All this took place before Le Fort's plan was formed for organizing a company to exhibit to the emperor the style of uniform and the system of military discipline adopted in western Europe, as has already been described. Menzikoff joined this company, and he took so much interest in the exercises and evolutions, and evinced so great a degree of intelligence, and so much readiness in comprehending and in practicing the various manoeuvres, that he attracted Le Fort's special attention. He was soon promoted to office in the company, and ultimately he became Le Fort's principal co-operator in his various measures and plans. From this he rose by degrees, until in process of time he became one of the most distinguished generals in Peter's army, and took a very important part in some of his most celebrated campaigns.

In reading stories like these, we are naturally led to feel a strong interest in the persons who are the subjects of them, and we sometimes insensibly form opinions of their characters which are far too favorable. This Menzikoff, for example, notwithstanding the enterprising spirit which he displayed in his boyhood, in setting off alone to Moscow to seek his fortune, and his talent for telling stories and singing songs, and the interest which he felt, and the success that he met with, in learning Le Fort's military manoeuvres, and the great distinction which he subsequently acquired as a military commander, may have been, after all, in relation to any just and proper standards of moral duty, a very bad man. Indeed, there is much reason to suppose that he was so. At all events, he became subsequently implicated in a dreadful quarrel which took place between Peter and his wife, under circumstances which appear very much against him. This quarrel occurred after Peter had been married only about two years, and when he was yet not quite twenty years old. As usual in such cases, very different stories are told by the friends respectively of the husband and the wife.
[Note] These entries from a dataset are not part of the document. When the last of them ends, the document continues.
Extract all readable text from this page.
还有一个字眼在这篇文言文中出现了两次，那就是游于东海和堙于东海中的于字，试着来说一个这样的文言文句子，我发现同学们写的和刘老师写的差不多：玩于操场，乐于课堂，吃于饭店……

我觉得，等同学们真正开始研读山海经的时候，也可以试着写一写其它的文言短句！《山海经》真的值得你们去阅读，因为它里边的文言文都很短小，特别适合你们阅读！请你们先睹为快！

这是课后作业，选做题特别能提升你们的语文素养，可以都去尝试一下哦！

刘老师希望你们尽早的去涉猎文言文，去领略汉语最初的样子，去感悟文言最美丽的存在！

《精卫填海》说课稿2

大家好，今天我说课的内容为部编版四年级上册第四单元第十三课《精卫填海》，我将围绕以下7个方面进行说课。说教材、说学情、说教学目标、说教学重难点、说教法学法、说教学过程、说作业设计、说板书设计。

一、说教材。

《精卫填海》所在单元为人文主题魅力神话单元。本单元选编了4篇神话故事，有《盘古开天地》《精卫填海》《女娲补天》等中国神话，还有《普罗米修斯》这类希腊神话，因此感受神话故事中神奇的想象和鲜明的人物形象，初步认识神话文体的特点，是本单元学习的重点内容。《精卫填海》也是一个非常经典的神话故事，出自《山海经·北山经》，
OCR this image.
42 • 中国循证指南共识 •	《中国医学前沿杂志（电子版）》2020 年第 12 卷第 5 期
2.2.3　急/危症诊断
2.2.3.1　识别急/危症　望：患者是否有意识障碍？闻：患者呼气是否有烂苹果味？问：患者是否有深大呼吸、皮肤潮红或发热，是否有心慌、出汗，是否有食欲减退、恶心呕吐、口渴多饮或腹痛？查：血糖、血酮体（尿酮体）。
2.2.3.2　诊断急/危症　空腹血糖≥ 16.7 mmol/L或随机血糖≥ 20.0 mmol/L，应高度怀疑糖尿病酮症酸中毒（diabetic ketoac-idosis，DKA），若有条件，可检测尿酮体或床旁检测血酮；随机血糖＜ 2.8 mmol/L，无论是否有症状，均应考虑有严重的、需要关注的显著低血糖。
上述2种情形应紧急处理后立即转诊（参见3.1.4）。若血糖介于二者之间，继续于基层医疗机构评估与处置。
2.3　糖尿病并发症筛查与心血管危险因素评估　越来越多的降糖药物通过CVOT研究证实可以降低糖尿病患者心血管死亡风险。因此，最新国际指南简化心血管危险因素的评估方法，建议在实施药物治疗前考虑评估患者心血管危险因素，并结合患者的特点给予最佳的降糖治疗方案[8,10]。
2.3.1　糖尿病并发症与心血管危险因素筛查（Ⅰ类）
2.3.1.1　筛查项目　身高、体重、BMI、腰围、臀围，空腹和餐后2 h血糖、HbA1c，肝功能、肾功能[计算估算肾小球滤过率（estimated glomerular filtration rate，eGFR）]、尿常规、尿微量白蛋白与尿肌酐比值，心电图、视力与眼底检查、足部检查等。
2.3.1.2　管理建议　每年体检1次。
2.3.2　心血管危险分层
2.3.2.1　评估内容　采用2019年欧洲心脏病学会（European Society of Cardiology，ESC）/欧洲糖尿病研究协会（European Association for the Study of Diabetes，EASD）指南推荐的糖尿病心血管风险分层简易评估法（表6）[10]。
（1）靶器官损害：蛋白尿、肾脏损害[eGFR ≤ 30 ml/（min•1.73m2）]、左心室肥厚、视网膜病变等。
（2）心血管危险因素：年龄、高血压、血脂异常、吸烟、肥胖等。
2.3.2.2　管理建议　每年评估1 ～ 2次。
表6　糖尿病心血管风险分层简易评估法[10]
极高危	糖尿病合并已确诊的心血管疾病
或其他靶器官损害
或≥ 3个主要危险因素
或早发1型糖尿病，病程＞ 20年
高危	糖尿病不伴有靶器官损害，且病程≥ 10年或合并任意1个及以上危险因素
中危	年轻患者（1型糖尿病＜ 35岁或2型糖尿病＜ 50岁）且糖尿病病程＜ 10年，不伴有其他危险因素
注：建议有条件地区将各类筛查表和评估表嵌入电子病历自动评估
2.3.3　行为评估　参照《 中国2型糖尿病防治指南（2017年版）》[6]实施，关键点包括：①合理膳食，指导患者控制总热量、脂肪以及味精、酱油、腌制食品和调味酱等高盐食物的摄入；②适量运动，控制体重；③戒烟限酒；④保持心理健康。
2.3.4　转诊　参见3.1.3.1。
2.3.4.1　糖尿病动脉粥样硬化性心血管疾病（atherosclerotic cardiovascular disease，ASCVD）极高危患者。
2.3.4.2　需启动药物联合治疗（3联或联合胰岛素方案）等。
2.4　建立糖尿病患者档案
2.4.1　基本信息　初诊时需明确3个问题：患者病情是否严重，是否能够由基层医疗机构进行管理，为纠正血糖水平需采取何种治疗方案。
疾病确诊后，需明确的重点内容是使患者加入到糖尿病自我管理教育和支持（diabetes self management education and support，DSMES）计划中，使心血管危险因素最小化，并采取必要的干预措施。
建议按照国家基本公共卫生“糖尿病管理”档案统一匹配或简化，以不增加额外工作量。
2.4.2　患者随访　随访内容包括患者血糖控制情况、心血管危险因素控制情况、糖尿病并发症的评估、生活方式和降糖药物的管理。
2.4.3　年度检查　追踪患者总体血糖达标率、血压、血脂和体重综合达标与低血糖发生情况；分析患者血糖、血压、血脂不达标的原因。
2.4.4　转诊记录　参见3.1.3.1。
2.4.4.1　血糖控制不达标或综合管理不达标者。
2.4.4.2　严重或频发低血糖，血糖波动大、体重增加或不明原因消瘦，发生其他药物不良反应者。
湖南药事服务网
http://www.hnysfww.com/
On the part of the empress it was said that the difficulty arose from Peter's having been drawn away into bad company, and especially the company of bad women, through the instrumentality of Menzikoff when he first came into Peter's service. Menzikoff was a dissolute young man, it was said, while he was in the service of the pastry-cook, and was accustomed to frequent the haunts of the vicious and depraved about the town; and after he entered into Peter's service, Peter himself began to go with him to these places, disguised, of course, so as not to be known. This troubled Ottokesa, and made her jealous; and when she remonstrated with her husband he was angry, and by way of recrimination accused her of being unfaithful to him. Menzikoff too was naturally filled with resentment at the empress's accusations against him, and he took Peter's part against his wife. Whatever may have been the truth in regard to the grounds of the complaints made by the parties against each other, the power was on Peter's side. He repudiated his wife, and then shut her up in a place of seclusion, where he kept her confined all the remainder of her days.

Besides the unfavorable inferences which we might justly draw from this case, there are unfortunately other indications that Peter, notwithstanding the many and great excellences of his character, was at this period of his life violent and passionate in temper, very impatient of contradiction or opposition, and often unreasonable and unjust in his treatment of those who for any reason became the objects of his suspicion or dislike. Various incidents and occurrences illustrating these traits in his character will appear in the subsequent chapters of his history.